An Everyday Person
In Spanish, you can describe an ordinary person as “Una persona normal y corriente”. It has a nice rhythm when you say it out loud, so I wrote it down and kept it.
Normal means “normal” or “ordinary”. Corriente can also mean “ordinary”. Putting them together is a kind of emphasis—so, in my head, it becomes: an everyday person, ordinary to the point of being almost painfully ordinary.
Corriente also carries the meaning of a current, like flowing water. That gave me this image: someone drifting in the current of their times—an everyday person being carried along, while the “heroes” are the ones who shape the era and create the current.
So many things are smaller than the tide of the times: whether your investments pay off, whether you happened to join the right wave, how far your effort can really take you—sometimes it’s simply less than what the era decides for you.
It sounds pessimistic, but I think it’s just a way of understanding the world: knowing that personal effort and personal choices have limits, and being aware of those limits.

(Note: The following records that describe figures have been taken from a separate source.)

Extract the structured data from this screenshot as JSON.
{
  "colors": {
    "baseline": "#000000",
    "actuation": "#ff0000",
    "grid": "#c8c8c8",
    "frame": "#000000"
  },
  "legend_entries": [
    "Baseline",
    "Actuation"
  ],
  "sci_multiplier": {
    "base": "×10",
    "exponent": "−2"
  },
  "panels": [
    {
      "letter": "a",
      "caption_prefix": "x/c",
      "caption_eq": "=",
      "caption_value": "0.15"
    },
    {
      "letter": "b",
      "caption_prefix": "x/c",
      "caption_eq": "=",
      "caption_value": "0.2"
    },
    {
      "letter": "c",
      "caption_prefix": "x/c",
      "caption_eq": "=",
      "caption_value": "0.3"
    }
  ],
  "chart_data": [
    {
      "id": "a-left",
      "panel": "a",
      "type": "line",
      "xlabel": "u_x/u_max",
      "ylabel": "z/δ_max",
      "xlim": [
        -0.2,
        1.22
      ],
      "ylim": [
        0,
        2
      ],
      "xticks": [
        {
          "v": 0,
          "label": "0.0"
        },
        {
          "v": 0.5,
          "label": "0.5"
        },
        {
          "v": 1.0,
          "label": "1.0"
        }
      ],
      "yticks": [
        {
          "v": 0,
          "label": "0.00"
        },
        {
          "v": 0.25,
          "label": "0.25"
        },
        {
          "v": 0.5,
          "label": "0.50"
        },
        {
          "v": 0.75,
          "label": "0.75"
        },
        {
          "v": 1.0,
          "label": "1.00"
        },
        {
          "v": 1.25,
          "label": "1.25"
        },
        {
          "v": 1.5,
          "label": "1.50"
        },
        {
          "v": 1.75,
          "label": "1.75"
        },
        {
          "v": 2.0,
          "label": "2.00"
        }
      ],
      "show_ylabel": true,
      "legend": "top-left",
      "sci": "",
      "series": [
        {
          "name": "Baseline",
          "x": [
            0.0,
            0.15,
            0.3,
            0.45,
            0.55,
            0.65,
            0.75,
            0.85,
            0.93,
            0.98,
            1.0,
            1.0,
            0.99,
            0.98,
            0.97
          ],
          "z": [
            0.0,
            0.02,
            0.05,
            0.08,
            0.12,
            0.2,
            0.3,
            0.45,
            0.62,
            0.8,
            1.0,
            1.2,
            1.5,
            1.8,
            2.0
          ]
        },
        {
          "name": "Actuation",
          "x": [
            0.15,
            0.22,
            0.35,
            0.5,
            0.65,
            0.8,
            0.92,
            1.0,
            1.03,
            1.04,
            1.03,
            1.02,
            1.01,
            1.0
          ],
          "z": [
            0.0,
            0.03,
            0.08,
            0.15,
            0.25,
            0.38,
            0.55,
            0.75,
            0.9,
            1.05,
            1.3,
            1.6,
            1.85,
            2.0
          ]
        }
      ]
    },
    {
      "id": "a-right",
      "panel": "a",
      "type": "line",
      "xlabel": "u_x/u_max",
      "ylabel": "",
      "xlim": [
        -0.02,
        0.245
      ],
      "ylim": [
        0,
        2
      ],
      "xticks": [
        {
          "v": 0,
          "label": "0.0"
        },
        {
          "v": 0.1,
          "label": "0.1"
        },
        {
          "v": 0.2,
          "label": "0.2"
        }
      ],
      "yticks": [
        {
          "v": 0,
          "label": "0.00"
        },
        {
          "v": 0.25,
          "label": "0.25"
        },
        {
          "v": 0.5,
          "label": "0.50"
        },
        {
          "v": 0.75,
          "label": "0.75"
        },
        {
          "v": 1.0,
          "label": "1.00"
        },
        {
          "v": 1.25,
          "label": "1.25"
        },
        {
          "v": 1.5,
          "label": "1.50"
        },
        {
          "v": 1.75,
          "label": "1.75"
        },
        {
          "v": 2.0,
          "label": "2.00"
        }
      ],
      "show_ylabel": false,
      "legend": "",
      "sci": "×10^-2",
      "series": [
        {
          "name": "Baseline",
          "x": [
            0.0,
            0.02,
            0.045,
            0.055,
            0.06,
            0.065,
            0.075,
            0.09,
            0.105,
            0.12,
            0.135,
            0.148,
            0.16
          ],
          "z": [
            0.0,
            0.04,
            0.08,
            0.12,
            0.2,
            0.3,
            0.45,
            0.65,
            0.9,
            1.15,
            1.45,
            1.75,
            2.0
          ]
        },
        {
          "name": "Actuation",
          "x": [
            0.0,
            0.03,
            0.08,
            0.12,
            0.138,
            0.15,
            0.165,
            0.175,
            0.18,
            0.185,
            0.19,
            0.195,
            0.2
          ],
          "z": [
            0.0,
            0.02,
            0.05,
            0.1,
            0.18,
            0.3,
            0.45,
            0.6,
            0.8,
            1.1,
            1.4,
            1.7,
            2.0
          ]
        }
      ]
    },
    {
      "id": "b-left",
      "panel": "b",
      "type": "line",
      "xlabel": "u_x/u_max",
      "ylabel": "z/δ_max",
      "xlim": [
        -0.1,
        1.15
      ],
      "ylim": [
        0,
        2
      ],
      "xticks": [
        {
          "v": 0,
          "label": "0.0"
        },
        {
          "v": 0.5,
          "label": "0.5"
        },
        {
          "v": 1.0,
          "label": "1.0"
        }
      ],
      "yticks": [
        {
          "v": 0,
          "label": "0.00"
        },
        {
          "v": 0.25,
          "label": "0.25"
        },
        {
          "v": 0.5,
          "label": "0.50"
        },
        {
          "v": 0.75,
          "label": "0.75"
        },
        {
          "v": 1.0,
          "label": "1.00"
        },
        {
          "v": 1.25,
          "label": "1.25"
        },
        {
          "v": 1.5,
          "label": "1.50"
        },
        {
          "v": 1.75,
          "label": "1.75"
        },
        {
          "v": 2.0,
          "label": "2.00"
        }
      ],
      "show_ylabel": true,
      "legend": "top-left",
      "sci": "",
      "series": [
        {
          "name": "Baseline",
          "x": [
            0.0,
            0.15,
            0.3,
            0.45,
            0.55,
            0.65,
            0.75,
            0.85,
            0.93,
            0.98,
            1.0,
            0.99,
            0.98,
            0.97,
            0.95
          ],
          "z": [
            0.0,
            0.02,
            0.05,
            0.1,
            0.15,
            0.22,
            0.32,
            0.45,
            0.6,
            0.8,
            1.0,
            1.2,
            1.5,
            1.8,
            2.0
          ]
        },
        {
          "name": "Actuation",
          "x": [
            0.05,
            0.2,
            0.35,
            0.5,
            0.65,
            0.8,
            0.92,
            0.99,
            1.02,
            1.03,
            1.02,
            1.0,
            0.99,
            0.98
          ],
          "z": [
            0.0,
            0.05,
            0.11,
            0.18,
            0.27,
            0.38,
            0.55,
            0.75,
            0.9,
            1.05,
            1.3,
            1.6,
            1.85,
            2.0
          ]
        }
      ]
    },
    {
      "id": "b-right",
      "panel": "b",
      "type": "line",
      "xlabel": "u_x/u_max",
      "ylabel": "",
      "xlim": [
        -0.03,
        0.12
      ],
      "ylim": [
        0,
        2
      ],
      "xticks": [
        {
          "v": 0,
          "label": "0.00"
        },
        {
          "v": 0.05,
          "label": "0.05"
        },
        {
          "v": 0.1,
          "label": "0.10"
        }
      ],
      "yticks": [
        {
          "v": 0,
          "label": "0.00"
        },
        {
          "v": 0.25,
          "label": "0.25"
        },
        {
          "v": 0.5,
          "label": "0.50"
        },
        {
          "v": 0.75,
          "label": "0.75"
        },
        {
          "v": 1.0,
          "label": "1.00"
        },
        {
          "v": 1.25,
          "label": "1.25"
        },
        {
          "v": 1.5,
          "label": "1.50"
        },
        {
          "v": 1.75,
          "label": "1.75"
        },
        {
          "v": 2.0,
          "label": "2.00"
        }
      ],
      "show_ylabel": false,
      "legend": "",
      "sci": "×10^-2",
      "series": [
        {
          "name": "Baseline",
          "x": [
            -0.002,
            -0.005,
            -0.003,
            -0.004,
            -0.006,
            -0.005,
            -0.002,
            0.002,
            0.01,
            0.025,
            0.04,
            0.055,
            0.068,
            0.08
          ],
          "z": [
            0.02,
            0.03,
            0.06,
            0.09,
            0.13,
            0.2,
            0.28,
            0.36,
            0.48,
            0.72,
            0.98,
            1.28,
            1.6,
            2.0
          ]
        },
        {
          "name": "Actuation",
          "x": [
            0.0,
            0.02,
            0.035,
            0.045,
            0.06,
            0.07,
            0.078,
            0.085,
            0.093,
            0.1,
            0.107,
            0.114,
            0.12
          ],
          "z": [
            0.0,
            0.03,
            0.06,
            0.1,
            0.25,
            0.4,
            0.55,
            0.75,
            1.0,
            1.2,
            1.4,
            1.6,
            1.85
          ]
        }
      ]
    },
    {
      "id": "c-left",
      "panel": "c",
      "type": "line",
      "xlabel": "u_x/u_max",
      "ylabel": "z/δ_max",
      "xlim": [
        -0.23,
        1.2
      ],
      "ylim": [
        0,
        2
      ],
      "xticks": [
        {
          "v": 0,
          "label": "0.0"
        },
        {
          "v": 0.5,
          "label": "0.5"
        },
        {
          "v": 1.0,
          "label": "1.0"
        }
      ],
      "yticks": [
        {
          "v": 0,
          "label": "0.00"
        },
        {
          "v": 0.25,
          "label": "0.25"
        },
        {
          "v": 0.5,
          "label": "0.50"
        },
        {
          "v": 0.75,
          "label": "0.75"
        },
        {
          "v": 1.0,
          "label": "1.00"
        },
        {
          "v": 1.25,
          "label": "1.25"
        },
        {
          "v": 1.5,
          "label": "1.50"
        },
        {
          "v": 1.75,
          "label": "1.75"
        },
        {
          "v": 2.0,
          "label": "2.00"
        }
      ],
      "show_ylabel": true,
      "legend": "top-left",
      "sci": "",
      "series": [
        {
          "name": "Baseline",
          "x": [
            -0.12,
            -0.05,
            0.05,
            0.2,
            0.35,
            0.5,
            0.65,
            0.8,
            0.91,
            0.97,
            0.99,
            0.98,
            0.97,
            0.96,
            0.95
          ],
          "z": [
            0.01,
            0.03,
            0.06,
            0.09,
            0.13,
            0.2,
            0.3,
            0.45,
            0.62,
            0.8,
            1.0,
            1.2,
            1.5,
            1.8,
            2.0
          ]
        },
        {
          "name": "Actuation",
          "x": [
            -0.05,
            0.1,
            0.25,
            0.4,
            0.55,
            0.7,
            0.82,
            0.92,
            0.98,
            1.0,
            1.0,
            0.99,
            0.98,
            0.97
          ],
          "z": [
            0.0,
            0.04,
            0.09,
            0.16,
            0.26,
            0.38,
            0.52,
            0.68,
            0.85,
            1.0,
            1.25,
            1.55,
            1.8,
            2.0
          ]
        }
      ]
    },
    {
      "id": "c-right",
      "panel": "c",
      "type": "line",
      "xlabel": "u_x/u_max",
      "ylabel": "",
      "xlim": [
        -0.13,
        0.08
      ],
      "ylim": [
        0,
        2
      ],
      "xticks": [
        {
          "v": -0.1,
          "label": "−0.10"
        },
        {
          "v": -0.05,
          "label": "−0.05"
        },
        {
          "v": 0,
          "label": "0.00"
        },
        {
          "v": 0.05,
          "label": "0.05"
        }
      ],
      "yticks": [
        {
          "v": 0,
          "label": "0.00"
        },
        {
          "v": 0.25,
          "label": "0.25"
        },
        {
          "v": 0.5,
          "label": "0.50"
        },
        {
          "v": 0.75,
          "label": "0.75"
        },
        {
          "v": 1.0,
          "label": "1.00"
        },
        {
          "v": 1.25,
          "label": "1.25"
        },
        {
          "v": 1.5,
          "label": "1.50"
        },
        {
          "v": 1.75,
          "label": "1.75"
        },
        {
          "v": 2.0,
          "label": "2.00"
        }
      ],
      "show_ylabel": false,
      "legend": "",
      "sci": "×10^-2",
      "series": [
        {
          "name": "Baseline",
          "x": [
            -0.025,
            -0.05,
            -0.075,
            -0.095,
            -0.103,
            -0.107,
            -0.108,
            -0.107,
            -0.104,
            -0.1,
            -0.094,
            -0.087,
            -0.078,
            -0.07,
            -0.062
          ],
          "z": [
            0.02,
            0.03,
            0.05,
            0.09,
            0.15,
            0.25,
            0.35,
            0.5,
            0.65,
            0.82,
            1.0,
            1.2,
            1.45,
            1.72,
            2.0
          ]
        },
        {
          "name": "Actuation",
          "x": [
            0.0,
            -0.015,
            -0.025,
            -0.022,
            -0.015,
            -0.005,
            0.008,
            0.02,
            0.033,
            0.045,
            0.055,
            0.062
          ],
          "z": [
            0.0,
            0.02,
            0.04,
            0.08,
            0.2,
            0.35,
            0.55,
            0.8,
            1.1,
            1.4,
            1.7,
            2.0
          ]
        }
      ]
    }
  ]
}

These days, I came across a passage in Happy Ghost Island (「幸福的鬼島」), and it clicked with the thoughts above:
“…And whether Taiwan was under Japanese colonial rule or under the Kuomintang’s authoritarian government, they lived quietly and worked hard, hoping to find a bit of joy and dignity in troubled times.”
An everyday life, inside an irresistible current—still trying to live in the way I truly want.